Il ne subsistent quasiment rien de l’activité des carriers hormais quelques rails à l’entrée, et une carcasse de Lory (petit chariot sur rail sans benne), et d’innombrables traces des emplacements des boisages sur les parois.
De rares pots à « blanc de champignon » quelques fiches « Mycosel »…s’ajoutant aux reliefs des meules de culture encore bien visibles, à un réservoir d’eau et des tuyauteries longeant les piliers et à une chambre froide rappellent déjà plus éloquemment le travail des champignonnistes.
Des témoins de l’électrification sont aussi visibles, isolateurs scellés dans les parois ou boîtiers de disjoncteurs.
On peut trouver les vestiges d’un second tunnel qui servait de jonction avec la carrière Ouest, mais il ne parcourt plus qu’une vingtaine de mètres, la suite ayant disparu sous des tonnes de roches.
Il est fait mention d’une jonction avec les carrières de haute masse, mais aucune trace n’en a été retrouvée.
De même aucune trace animale notoire, pas de chiroptère aperçu.
Quelques développements de moisissures ça et là peuvent être rencontrés.
Les concrétionnements sont peu nombreux, se limitant à des coulées calcitiques tapissant des parois, et un ensemble remarquable construit sur une poutre au sol à peu près préservée des passages de visiteurs.

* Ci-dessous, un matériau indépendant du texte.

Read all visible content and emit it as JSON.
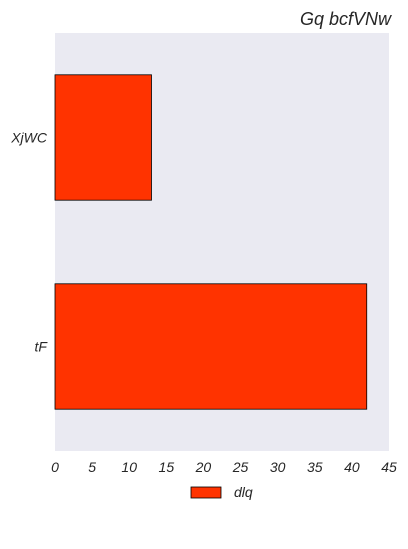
{
  "chart_data": {
    "type": "bar",
    "orientation": "horizontal",
    "title": "Gq bcfVNw",
    "categories": [
      "XjWC",
      "tF"
    ],
    "series": [
      {
        "name": "dlq",
        "values": [
          13,
          42
        ],
        "color": "#ff3300"
      }
    ],
    "xlim": [
      0,
      45
    ],
    "xticks": [
      "0",
      "5",
      "10",
      "15",
      "20",
      "25",
      "30",
      "35",
      "40",
      "45"
    ],
    "xlabel": "",
    "ylabel": "",
    "grid": false,
    "legend_position": "bottom",
    "plot_background": "#eaeaf2"
  }
}
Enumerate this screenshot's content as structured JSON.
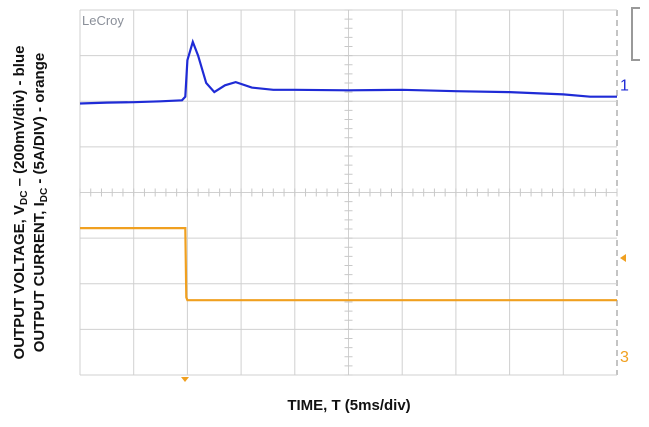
{
  "chart_data": {
    "type": "line",
    "brand": "LeCroy",
    "y_label": [
      [
        "OUTPUT VOLTAGE, V",
        "DC",
        " – (200mV/div) - blue"
      ],
      [
        "OUTPUT CURRENT, I",
        "DC",
        " - (5A/DIV) - orange"
      ]
    ],
    "x_label": "TIME, T (5ms/div)",
    "xlim": [
      0,
      10
    ],
    "ylim": [
      0,
      8
    ],
    "series": [
      {
        "name": "1",
        "color": "#1f2bd6",
        "x": [
          0,
          0.5,
          1,
          1.5,
          1.9,
          1.96,
          2.0,
          2.1,
          2.2,
          2.35,
          2.5,
          2.7,
          2.9,
          3.2,
          3.6,
          4,
          5,
          6,
          7,
          8,
          9,
          9.5,
          10
        ],
        "values": [
          5.95,
          5.97,
          5.98,
          6.0,
          6.02,
          6.1,
          6.9,
          7.3,
          7.0,
          6.4,
          6.2,
          6.35,
          6.42,
          6.3,
          6.25,
          6.25,
          6.24,
          6.25,
          6.22,
          6.2,
          6.15,
          6.1,
          6.1
        ]
      },
      {
        "name": "3",
        "color": "#f0a020",
        "x": [
          0,
          1.96,
          1.98,
          2.0,
          10
        ],
        "values": [
          3.22,
          3.22,
          1.7,
          1.64,
          1.64
        ]
      }
    ]
  }
}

Ces derniers semblent assez peu nombreux ou bien ne s’aventurent pas bien loin. Quasiment aucune dégradation observée, aucun déchet hormis quelques bouteilles vides (mais pas brisées) en un lieu de festin probable, absence remarquable de tags et inscriptions en tous genres.

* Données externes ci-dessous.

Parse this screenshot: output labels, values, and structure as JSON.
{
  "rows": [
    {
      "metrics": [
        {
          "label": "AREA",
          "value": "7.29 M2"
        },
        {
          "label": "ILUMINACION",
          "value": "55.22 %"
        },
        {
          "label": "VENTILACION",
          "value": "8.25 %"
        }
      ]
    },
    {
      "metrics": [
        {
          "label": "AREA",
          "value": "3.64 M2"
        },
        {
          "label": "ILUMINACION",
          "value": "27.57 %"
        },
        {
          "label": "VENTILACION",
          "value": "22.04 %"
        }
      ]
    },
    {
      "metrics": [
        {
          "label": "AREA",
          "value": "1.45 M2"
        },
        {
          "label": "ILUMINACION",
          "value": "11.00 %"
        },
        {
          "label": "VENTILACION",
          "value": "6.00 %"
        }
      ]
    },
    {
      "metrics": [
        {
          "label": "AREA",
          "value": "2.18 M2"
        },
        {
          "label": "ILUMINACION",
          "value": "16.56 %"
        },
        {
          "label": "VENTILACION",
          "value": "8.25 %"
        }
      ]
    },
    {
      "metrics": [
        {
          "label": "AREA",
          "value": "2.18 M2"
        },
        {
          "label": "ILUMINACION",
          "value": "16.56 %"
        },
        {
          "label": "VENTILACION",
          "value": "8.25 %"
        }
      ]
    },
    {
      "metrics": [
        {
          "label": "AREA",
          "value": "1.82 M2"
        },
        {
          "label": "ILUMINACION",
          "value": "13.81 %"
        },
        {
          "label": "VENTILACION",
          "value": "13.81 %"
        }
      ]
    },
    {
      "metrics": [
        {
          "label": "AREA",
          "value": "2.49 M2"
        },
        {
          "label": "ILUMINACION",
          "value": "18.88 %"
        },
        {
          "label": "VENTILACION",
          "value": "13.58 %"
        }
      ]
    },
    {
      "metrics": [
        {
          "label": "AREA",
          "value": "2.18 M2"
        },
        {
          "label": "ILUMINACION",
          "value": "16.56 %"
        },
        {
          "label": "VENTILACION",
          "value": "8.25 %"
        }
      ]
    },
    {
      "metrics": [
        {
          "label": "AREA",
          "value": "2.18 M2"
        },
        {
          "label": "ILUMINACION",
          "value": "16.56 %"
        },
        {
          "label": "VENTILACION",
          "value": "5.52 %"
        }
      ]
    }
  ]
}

Enfin, quelques coupoles de décollement majeures offrent l’accès visuel aux lits de gypse « fer-de-lance » qu’il est extrêmement dangereux de tenter de décrocher. Mieux vaut en rechercher au sol dans les blocs de marne ayant chu !

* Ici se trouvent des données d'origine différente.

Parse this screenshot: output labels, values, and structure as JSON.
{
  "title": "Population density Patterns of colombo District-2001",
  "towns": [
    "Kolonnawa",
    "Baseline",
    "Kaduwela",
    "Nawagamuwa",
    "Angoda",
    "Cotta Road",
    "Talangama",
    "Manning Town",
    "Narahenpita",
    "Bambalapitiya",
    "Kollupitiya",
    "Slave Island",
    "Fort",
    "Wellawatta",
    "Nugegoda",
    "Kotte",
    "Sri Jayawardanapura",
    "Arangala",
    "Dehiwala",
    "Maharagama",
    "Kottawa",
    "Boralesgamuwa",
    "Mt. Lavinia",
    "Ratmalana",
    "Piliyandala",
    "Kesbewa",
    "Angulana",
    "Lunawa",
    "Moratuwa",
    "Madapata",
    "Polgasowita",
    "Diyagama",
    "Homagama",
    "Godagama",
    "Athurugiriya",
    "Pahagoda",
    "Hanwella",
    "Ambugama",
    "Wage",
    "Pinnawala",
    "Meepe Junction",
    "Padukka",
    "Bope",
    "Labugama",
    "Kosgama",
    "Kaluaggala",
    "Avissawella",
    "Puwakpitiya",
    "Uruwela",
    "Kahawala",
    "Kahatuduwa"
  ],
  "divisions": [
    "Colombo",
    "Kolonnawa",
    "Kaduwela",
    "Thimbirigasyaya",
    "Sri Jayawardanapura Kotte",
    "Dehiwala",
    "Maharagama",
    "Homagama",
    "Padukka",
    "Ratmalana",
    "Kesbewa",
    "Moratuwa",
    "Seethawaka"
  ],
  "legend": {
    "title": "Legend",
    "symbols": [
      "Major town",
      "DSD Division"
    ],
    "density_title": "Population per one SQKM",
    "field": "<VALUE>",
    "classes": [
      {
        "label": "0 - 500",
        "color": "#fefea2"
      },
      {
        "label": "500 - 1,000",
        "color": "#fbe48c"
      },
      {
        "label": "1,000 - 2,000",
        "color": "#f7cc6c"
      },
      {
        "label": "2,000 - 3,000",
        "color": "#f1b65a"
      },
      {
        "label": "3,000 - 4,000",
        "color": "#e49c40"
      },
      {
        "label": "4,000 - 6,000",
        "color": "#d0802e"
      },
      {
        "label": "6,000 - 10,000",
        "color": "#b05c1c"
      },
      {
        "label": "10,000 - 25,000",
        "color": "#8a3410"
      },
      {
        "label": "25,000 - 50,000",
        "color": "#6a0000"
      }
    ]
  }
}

Au final, la déambulation totale dans cette exploitation représente à peu près 2500 mètres, et son périmètre est marqué de nombreuses zones ébouleuses à ne pas fréquenter…ou bien très fugitivement ! L’ensemble est propre, et on ne compte pas de zone boueuses. Peu de stillation, aucune karstification repérée, très peu de vestiges, pas d’inscription « historique », concrétionnement mineur, pas de vie animale ou végétale remarquable. Si sa visite n’est pas sans intérêt, elle ne réserve pas de surprises ni d’étonnement marqué, offrant cependant une occasion de promenade insolite de 2 heures, et de prendre quelques photos originales.